The MOMS Club has been much on my mind for the last week or so, though, because our neighborhood chapter has been very, very close to closing up shop and ceasing to exist. MOMS (moms offering moms support) has been a vital part of my adjusting to and feeling part of this community. When we moved here almost exactly five years ago, I knew no one, had a 2 year old daughter, and was expecting my 2nd child. Initially I was okay with things -- absorbed in outfitting and overhauling our new home, finding my way about town and preparing for the birth of my son.
Shortly after his birth though, I started to feel crazily isolated and miserable. I'd made no new friends, my neighbors were standoffish -- if they even acknoweledged us at all. (Five years in, the neighbors just to our right, across the greenbelt, have never spoken to me or my children.) The town, which still leans conservative, was even moreso back then -- Bush had just been re-elected to his 2nd term, I felt like we lived in Texas, for godsake, and I, who had initiated this "great idea" to relocate here, was full of regrets.
Now, I am not a joiner, and have never been too comfortable identifying myself with any particular group. But I was desperate for friends and a friendly face, friends whom I didn't need to load up and drive an hour back into Orange County to visit. Because I'm not a joiner and am basically an introvert, I had a tough time with the couple of informal, loosely organized play groups that I'd stumbled upon at local tot lots. The women were somewhat friendly, if a bit aloof, but still welcomed me to meet up with them at various parks around town. After two or three stabs at this, I gave up and let it go, sensing I was just not a good fit.
Enter the MOMS Club: an ad in a local paper announced that local chapters were having an "open house" at a park to attract new members. I figured that any club organized enough to hold an open house event must be pretty large and established, and so I went --- and joined up that very day. If nothing else, I figured that ponying up the $25 annual dues would force me to attend and try to participate. (Not that this idea works very well with my gym membship...).

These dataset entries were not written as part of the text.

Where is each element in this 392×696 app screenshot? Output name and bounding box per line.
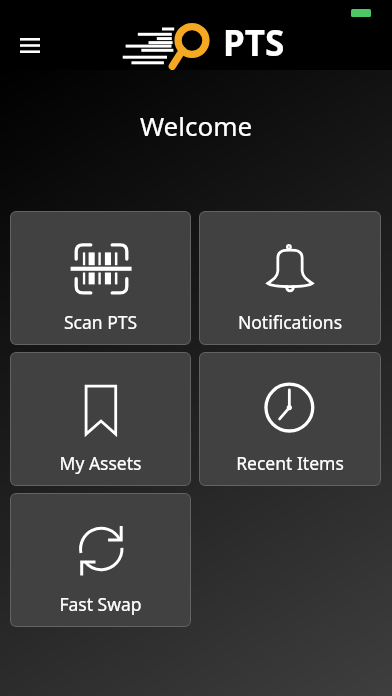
staticText: Scan PTS — [10, 310, 191, 334]
button[interactable]: Recent Items — [199, 352, 381, 486]
staticText: Welcome — [0, 108, 392, 143]
button[interactable]: Notifications — [199, 211, 381, 345]
staticText: Notifications — [199, 310, 381, 334]
staticText: PTS — [223, 19, 285, 67]
button[interactable]: My Assets — [10, 352, 191, 486]
staticText: Recent Items — [199, 451, 381, 475]
button[interactable]: Menu — [12, 28, 48, 64]
button[interactable]: Fast Swap — [10, 493, 191, 627]
button[interactable]: Scan PTS — [10, 211, 191, 345]
staticText: Fast Swap — [10, 592, 191, 616]
staticText: My Assets — [10, 451, 191, 475]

I was immediately placed into a playgroup, joining 6 or 7 other moms who had children close to Lily's age. On a weekly basis, I was invited into the other women's homes, offered coffee and snacks and (initially) strained but adult conversation. My kids and I went to Halloween and Christmas parties, craft events and tours of pizza joints, grocery stores and the like -- along with the weekly playgroup.
My kids each made friends. Crazyily enough, even I made friends, and started to place a lot of names with a lot of faces in and around our neighborhood. A year into it, myself and another fairly new member were roped into serving as Co-Presidents of our chapter (each year there is an "executive board" of volunteers who keep the group on track).

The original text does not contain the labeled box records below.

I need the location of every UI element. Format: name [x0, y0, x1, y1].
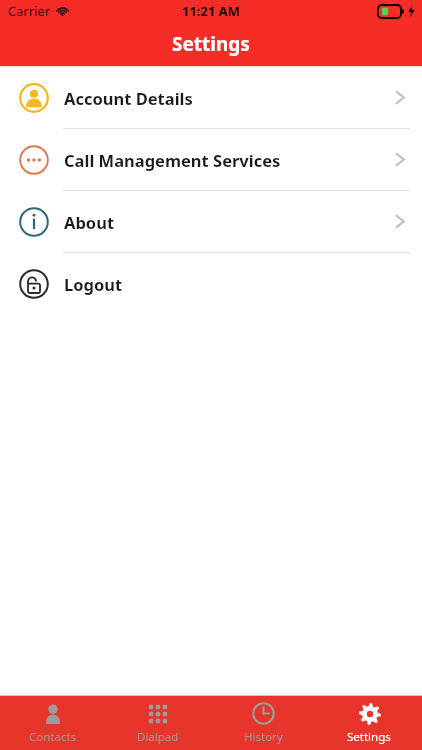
- staticText: Account Details: [64, 87, 193, 109]
- button[interactable]: About: [0, 191, 422, 252]
- button[interactable]: Dialpad: [105, 696, 210, 750]
- staticText: Settings: [347, 729, 391, 745]
- button[interactable]: Account Details: [0, 67, 422, 128]
- staticText: Logout: [64, 273, 123, 295]
- button[interactable]: Settings: [316, 696, 422, 750]
- staticText: About: [64, 211, 115, 233]
- staticText: Contacts: [29, 729, 77, 745]
- other: History: [252, 702, 275, 725]
- other: Dialpad: [147, 703, 169, 725]
- staticText: Settings: [172, 31, 250, 57]
- button[interactable]: History: [210, 696, 316, 750]
- staticText: Carrier: [8, 2, 51, 20]
- button[interactable]: Contacts: [0, 696, 105, 750]
- other: Contacts: [42, 703, 64, 725]
- button[interactable]: Call Management Services: [0, 129, 422, 190]
- staticText: Call Management Services: [64, 149, 281, 171]
- staticText: 11:21 AM: [182, 2, 241, 20]
- staticText: History: [244, 729, 283, 745]
- other: Settings: [359, 703, 381, 725]
- button[interactable]: Logout: [0, 253, 422, 314]
- staticText: Dialpad: [137, 729, 179, 745]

Almost 4 years into my membership, the club is still a part of my daily life and routine. I'm currently the editor or our monthly newsletter, still in a playgroup with my son Tucker, and bump into women all over town who are friends, or at least passing acquaintences, because of our shared experiences in the club.

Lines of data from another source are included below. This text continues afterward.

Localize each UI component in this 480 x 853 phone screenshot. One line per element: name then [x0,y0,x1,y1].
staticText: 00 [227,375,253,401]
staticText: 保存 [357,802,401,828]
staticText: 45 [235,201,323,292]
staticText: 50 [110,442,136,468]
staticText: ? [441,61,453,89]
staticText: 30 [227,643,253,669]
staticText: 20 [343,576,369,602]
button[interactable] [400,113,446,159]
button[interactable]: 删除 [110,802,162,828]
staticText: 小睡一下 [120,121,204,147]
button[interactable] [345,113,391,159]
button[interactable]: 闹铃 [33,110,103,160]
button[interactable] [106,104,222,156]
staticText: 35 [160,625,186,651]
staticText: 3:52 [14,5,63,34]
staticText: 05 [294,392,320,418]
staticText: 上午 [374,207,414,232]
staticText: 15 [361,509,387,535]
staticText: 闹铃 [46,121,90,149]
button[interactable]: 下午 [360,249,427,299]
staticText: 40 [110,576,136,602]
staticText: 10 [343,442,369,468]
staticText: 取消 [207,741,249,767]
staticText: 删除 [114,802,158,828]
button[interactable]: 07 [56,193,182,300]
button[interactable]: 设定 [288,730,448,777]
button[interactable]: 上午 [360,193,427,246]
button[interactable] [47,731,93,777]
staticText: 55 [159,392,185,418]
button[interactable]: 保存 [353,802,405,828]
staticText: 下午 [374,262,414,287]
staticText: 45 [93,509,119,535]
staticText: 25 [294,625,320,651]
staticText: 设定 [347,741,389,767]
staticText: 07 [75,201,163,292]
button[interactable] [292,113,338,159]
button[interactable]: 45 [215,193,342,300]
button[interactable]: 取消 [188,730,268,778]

Earlier this month, I wrote a bit of a farewell/warning note to our members in the newsletter, stating that this was likely their last issue, ever. The term of the current board is ending, and nobody (besides me) had stepped up to be on the board for the 2009-2010 term. Getting volunteers to step up to what sounds like the scarily officious "executive board" is never easy in any given year. This year has been different, though -- the economy has forced a lot of stay-at-home moms back into the workplace, we enlisted NO new members, and a bit of taking-it-all-for granted apathy among our members have all contributed to the problem. Also, children get older and move on to play at the school yard, rather than in back yards, and this too has caused us to lose literally dozens of members of late.
But, as I learned today, there have been several eleventh-hour commitments garnered at the last minute, before the higher-ups in this huge organization had to take moves to officially disband our chapter. Even though part of me would be all too happy to give up the monthy chore of compiling the newsletter, and felt that the lazy laggarts in the club were getting what they deserved if the club shut it's doors.....
Still, I am happy by this news, and inspired by the women volunteers who have stepped up to help out again. Corny as it sounds, I'm touched that they, like me, value the club and the role it's played in our lives enough to keep this show running for at least another year. And I truly believe there are brand-new moms around here, moms whose families have scored great deals on some of these sad foreclosures around us, who are looking around in a bit of desperation for a friendly face and for just somewhere besides storytime at the library to take their kids to meet other children. Maybe even moms like me, who will look backward in a few years and marvel at how social and involved and busy they've become, all due to joining the MOMS Club.